Pictured here, the Ironton Ferry wheelhouse is removed at the Boyne City Boat Launch
Pictured here, the Ironton Ferry wheelhouse is removed at the Boyne City Boat Launch

The nearly $200,000 Ironton Ferry refurbishment project could take a little longer than expected.

Ironton Ferry Board Committee Member and Ferry refurbishment project manager Richard Gillespie said crews are working diligently but that U.S. Coast Guard regulations, coupled with a harsh winter, have put the plan to rebuild the Ironton Ferry behind schedule.

“All the people involved are working hard but the weather hasn’t helped,” Gillespie said. “The road commission has been doing the dismantling but the weather has been causing them to focus on the roads, disallowing them from working on the ferry as much.”
He added, “The speculation is that it could be delayed 20 to 30 days.”

Work on the ferry began back in November 2012 with plans to move the control center, or wheelhouse; rebuild the tired 1978 diesel engine; and completely rewire the craft.

“This is a serious refurbishment that has been long put off,” Gillespie said. “We didn’t want to be late getting it completed but circumstances are out of our control.”

He added, “I think people will really appreciate what we have when it’s done … and their patience will definitely be appreciated because it isn’t easy and it needed to be done.”

A crew of men removed the old wheelhouse on Friday March 22. It will be donated—as was the last engine—to the Northern Michigan Antique Flywheelers in Walloon Lake where it will be displayed among other historic items.

A new wheelhouse will be built, the new diesel-powered hydraulic power plant will be more environmentally-friendly than the 1978 model, and the ferry will be able to operate further into the winter season, if deemed necessary, due to its self-contained cooling system; the old engine was cooled by taking in lake water.

The ferry, which generally opens on or around April 15 of each year and closes around Thanksgiving, has made nearly 700,000 trips during its lifetime.

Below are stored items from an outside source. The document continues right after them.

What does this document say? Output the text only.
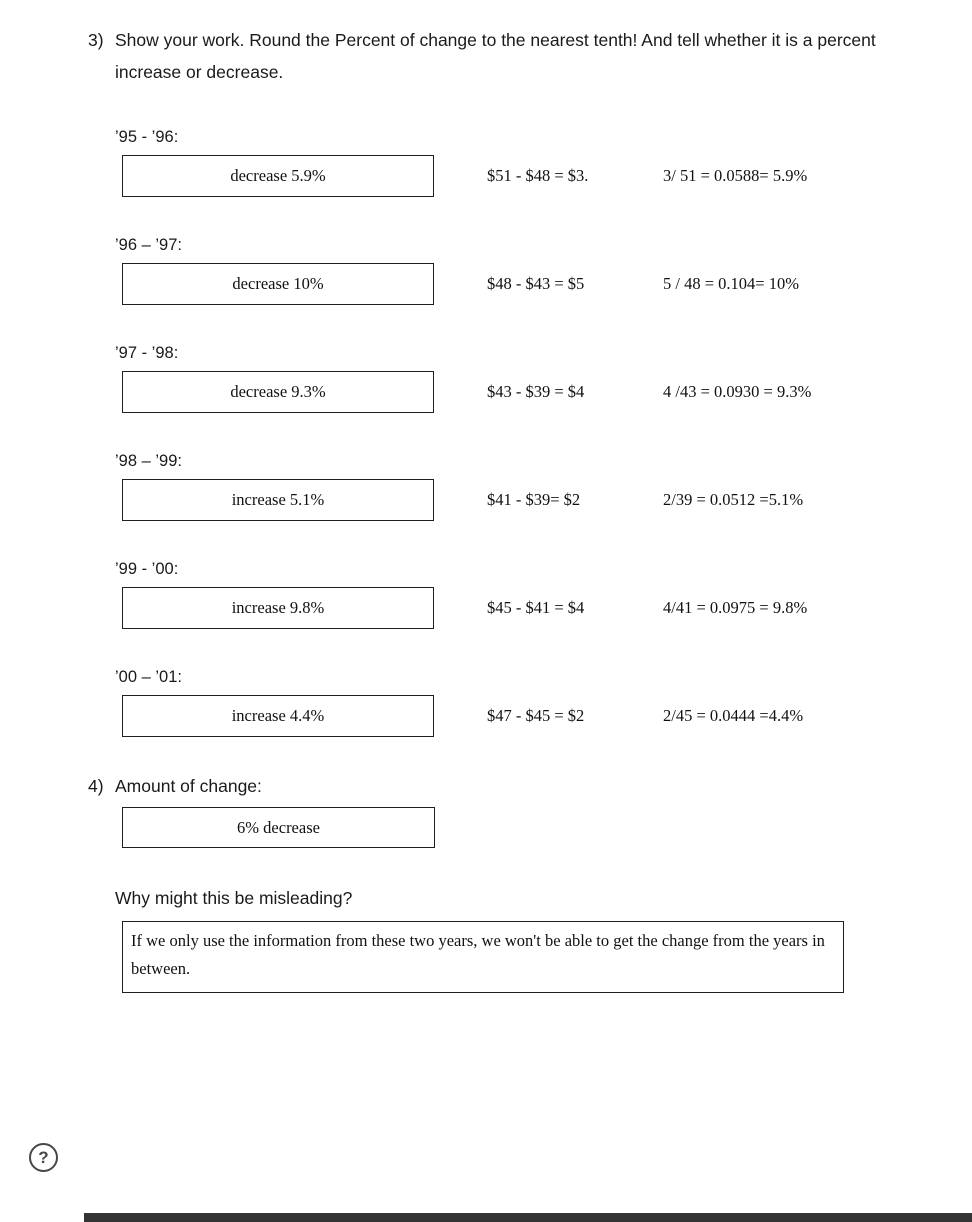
3) Show your work. Round the Percent of change to the nearest tenth! And tell whether it is a percent increase or decrease.
’95 - ’96:
decrease 5.9%	$51 - $48 = $3.	3/ 51 = 0.0588= 5.9%
’96 – ’97:
decrease 10%	$48 - $43 = $5	5 / 48 = 0.104= 10%
’97 - ’98:
decrease 9.3%	$43 - $39 = $4	4 /43 = 0.0930 = 9.3%
’98 – ’99:
increase 5.1%	$41 - $39= $2	2/39 = 0.0512 =5.1%
’99 - ’00:
increase 9.8%	$45 - $41 = $4	4/41 = 0.0975 = 9.8%
’00 – ’01:
increase 4.4%	$47 - $45 = $2	2/45 = 0.0444 =4.4%
4) Amount of change:
6% decrease
Why might this be misleading?
If we only use the information from these two years, we won't be able to get the change from the years in between.
?
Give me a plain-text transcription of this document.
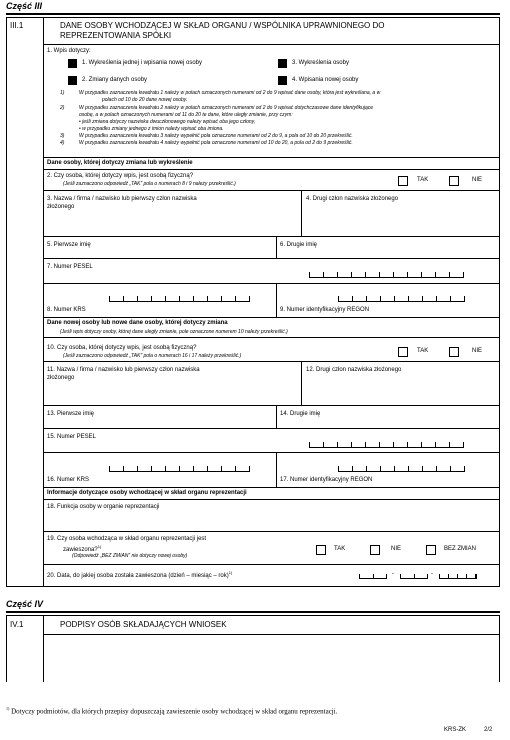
Część III
III.1	DANE OSOBY WCHODZĄCEJ W SKŁAD ORGANU / WSPÓLNIKA UPRAWNIONEGO DO
REPREZENTOWANIA SPÓŁKI
1. Wpis dotyczy:
1. Wykreślenia jednej i wpisania nowej osoby	3. Wykreślenia osoby
2. Zmiany danych osoby	4. Wpisania nowej osoby
1)	W przypadku zaznaczenia kwadratu 1 należy w polach oznaczonych numerami od 2 do 9 wpisać dane osoby, która jest wykreślana, a w
polach od 10 do 20 dane nowej osoby.
2)	W przypadku zaznaczenia kwadratu 2 należy w polach oznaczonych numerami od 2 do 9 wpisać dotychczasowe dane identyfikujące
osobę, a w polach oznaczonych numerami od 11 do 20 te dane, które uległy zmianie, przy czym:
• jeśli zmiana dotyczy nazwiska dwuczłonowego należy wpisać oba jego człony,
• w przypadku zmiany jednego z imion należy wpisać oba imiona.
3)	W przypadku zaznaczenia kwadratu 3 należy wypełnić pola oznaczone numerami od 2 do 9, a pola od 10 do 20 przekreślić.
4)	W przypadku zaznaczenia kwadratu 4 należy wypełnić pola oznaczone numerami od 10 do 20, a pola od 2 do 9 przekreślić.
Dane osoby, której dotyczy zmiana lub wykreślenie
2. Czy osoba, której dotyczy wpis, jest osobą fizyczną?
(Jeśli zaznaczono odpowiedź „TAK” pola o numerach 8 i 9 należy przekreślić.)
TAK	NIE
3. Nazwa / firma / nazwisko lub pierwszy człon nazwiska
złożonego
4. Drugi człon nazwiska złożonego
5. Pierwsze imię	6. Drugie imię
7. Numer PESEL
8. Numer KRS	9. Numer identyfikacyjny REGON
Dane nowej osoby lub nowe dane osoby, której dotyczy zmiana
(Jeśli wpis dotyczy osoby, której dane uległy zmianie, pole oznaczone numerem 10 należy przekreślić.)
10. Czy osoba, której dotyczy wpis, jest osobą fizyczną?
(Jeśli zaznaczono odpowiedź „TAK” pola o numerach 16 i 17 należy przekreślić.)
TAK	NIE
11. Nazwa / firma / nazwisko lub pierwszy człon nazwiska
złożonego
12. Drugi człon nazwiska złożonego
13. Pierwsze imię	14. Drugie imię
15. Numer PESEL
16. Numer KRS	17. Numer identyfikacyjny REGON
Informacje dotyczące osoby wchodzącej w skład organu reprezentacji
18. Funkcja osoby w organie reprezentacji
19. Czy osoba wchodząca w skład organu reprezentacji jest
zawieszona?$^{1)}$
(Odpowiedź „BEZ ZMIAN” nie dotyczy nowej osoby)
TAK	NIE	BEZ ZMIAN
20. Data, do jakiej osoba została zawieszona (dzień – miesiąc – rok)$^{1)}$	-	-
Część IV
IV.1	PODPISY OSÓB SKŁADAJĄCYCH WNIOSEK
$^{1)}$ Dotyczy podmiotów, dla których przepisy dopuszczają zawieszenie osoby wchodzącej w skład organu reprezentacji.
KRS-ZK	2/2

According to Gillespie, the ferry continues to operate through user fees, which helped generate the fund balance to pay for improvements.

“We’re hoping to get the vessel completely refurbished for under $200,000,” he said. “It’s fair to say that if we weren’t refurbishing what we have it would be well over a million dollars.”

The ferry is Coast Guard-approved to haul four cars at a time. And, for the first time, it will be rated for its hauling ability.

“It is a significant improvement that we will have a stability letter—which is a weight rating to avoid capsizing—that will be an exact measurement of the ship’s capacity,” Gillespie said. “The Coast Guard has been pressing us to do this for years but there was no way of doing it previously.”

He added, “It will make it much safer and it will be easier to re-certify the ship every five years when we go through our Coast Guard inspection.”

The ferry improvements are being funded through the ferry’s operational fund. Currently the ferry is located at the Boyne City boat launch and the new wheelhouse is being built

“When the ferry is complete they’ll notice how much safer and convenient it is to embark and disembark,” Gillespie said. “It will be a great improvement to the county that should be in service for another 85 years.”